Relations janvier-février 2017
Le droit de mécroire
L’auteure, avocate, a coordonné la Chaire de recherche du Canada – islam, pluralisme et globalisation, dissoute en 2015
« La vérité est là qui émane de votre Seigneur.
Y croira qui voudra et la reniera qui voudra »
(Coran XVIII : 29)
Le traitement médiatique des enjeux liés à la religion est trop souvent semblable à des spots publicitaires qui manifestent une vision dichotomique de l’altérité. Surtout, cela met en saillance la question de la protection du droit de ne pas croire en Dieu (liberté de conscience) face au droit de croire (liberté de religion). Doit-on se la poser ?
Au regard du droit, et à titre d’exemple, les Chartes canadienne et québécoise assurent un équilibre entre les intérêts divergents par la reconnaissance du droit à la liberté de conscience et de religion. Des dispositions similaires se retrouvent insérées dans certaines constitutions de sociétés à majorité islamique (Algérie : art. 36 ; Maroc : art. 26; Tunisie : art. 31 et Égypte : art. 64). Dans tous les cas, la question est de savoir si ces dispositions sont effectives. Le cas de l’Algérie permet d’en douter. Le fait que cet État garantisse le libre exercice et la protection des cultes, la tolérance et le respect entre les différentes religions n’empêche pas qu’on y assiste à une recrudescence de harcèlements contre les « dé-jeûneurs » lors du Ramadan et à une multiplication de poursuites judiciaires contre les convertis ou les producteurs de discours qualifiés de séditieux. Ces paradoxes mettent en exergue l’enjeu fondamental de la nationalisation de la pratique d’une religion qui devient religion d’État et s’applique à contrôler la religiosité des citoyens sous une bannière unique.
Or, plus que la possibilité de choisir ou non d’appartenir à une tradition et à une pratique, la liberté de conscience et de religion, expression du for intérieur, comprend aussi le droit de mécroire. Chaque personne est libre de « choisir sa vérité dans le secret de [sa] pensée[1] » et de la revendiquer publiquement. Dans cette logique d’inclusion, la religion comme l’athéisme ont leur place dans l’espace public. Cela répond à une conception de la « laïcité ouverte[2] », entendue comme modèle d’un mieux vivre-ensemble.
L’option d’engagement/désengagement inscrite dans la dyade « liberté de conscience et de religion » implique un droit primordial à une autonomie morale de l’individu : celui d’adopter, de changer, d’abandonner ou de renier une religion ou une conviction et de refléter ce choix dans sa conduite.
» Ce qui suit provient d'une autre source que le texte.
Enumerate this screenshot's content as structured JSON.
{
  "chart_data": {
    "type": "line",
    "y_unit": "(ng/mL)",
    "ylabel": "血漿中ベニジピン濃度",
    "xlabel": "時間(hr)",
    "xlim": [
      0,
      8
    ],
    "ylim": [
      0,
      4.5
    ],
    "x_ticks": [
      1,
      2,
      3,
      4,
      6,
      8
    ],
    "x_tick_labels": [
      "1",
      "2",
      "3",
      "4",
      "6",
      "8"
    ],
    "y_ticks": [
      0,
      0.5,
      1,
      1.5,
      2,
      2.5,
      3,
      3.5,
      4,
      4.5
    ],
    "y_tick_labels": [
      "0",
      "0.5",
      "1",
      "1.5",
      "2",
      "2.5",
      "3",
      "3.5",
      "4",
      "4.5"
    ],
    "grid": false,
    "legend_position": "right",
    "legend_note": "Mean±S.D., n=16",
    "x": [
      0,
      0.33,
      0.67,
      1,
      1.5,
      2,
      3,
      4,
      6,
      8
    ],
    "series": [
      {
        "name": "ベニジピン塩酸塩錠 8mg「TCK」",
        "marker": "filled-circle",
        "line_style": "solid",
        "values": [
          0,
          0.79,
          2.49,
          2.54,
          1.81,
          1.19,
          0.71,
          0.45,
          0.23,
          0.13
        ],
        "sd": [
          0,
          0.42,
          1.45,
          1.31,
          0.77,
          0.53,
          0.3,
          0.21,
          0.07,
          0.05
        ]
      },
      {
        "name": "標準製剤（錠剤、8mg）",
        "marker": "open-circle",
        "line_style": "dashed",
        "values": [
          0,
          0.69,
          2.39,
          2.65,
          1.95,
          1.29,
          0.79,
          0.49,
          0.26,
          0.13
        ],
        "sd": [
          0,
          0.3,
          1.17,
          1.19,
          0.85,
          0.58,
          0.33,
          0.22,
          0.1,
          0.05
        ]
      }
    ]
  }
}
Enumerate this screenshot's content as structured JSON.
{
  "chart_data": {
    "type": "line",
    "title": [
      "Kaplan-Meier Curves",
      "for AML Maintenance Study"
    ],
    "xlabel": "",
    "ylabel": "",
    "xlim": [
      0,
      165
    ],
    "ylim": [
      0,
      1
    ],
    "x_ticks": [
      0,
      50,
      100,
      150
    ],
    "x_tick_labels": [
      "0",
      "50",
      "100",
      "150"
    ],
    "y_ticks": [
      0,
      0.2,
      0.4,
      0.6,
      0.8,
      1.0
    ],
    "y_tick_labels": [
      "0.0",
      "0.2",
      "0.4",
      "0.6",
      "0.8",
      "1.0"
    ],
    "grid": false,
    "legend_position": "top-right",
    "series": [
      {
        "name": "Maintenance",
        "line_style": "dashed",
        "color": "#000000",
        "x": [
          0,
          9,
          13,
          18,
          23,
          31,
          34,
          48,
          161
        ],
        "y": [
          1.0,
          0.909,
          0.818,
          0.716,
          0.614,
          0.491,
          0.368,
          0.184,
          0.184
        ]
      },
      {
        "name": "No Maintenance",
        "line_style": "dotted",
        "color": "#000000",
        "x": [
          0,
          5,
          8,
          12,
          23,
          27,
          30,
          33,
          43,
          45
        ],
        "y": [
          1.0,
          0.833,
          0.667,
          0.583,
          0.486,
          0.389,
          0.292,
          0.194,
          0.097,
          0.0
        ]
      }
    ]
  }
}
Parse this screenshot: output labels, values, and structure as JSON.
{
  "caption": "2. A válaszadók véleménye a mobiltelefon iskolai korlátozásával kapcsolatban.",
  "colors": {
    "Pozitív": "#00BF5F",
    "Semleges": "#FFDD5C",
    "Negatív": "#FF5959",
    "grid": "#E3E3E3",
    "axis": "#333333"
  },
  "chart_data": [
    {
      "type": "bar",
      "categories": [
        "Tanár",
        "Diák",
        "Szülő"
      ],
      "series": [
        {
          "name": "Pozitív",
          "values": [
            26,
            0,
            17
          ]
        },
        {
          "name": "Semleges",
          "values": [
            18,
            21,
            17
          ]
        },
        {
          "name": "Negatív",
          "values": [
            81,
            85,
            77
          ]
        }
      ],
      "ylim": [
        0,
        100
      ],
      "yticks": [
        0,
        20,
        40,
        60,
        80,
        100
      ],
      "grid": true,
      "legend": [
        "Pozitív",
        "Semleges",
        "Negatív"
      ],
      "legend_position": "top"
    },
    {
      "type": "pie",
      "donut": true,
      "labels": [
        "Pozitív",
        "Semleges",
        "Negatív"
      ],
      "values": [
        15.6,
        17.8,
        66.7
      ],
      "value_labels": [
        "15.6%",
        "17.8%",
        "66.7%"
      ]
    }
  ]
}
Du for intérieur au for extérieur, point de limites. Toutefois, il existe des balises posées par la « règle de droit » : l’individu dispose d’une liberté de conscience et de religion illimitée, mais l’acte de la manifester peut connaître des restrictions posées par la loi. Avec une nuance : toute ingérence de la règle de droit doit se faire dans des limites raisonnables et justifiées dans le cadre d’une société libre et démocratique. Cet encadrement vise à éviter l’extension des limites posées aux pratiques culturelles en faveur du droit lui-même et de sa jouissance effective.
Au regard de la religion, la liberté de conscience et de religion comprend donc également cette possibilité de l’athéisme (et de l’agnosticisme). Sans grande surprise, cette liberté de conscience se retrouve en islam[3]. Elle nourrit le débat qui opposa les rationalistes (l’école mu’tazilite) aux conservateurs (école ash’arite). Pour les uns, la responsabilité individuelle (Coran V : 105) décharge toute personne du fardeau d’une autre (Coran XVII : 15) ; ni déterminisme, ni contrainte ne guident la foi, elle est soumise au libre choix. Pour les autres, la foi dépend de la volonté divine et cette causalité légitime l’usage de la contrainte extérieure. Dans la période contemporaine, cette polémique est ravivée par les voix réformistes qui suggèrent la sortie d’une lecture univoque du texte sacré et son dépouillement du catalogue prescriptif élaboré par le corpus interprétatif classique.
Cela ouvre la possibilité de se saisir des notions coraniques d’intelligence (uli albab), de discernement (bassira) et de méditation/réflexion (tafkir). Autant de voies confortant une liberté de conscience et de religion, même celle de renier Dieu. Norme ultime de conduite individuelle face à la collectivité, au-delà de la norme juridique, de la norme religieuse et de la norme sociale, cette liberté consacre une résistance à tout ce qui l’entrave. Dès lors, la protection de son expression par le droit étatique relève d’une mobilisation commune.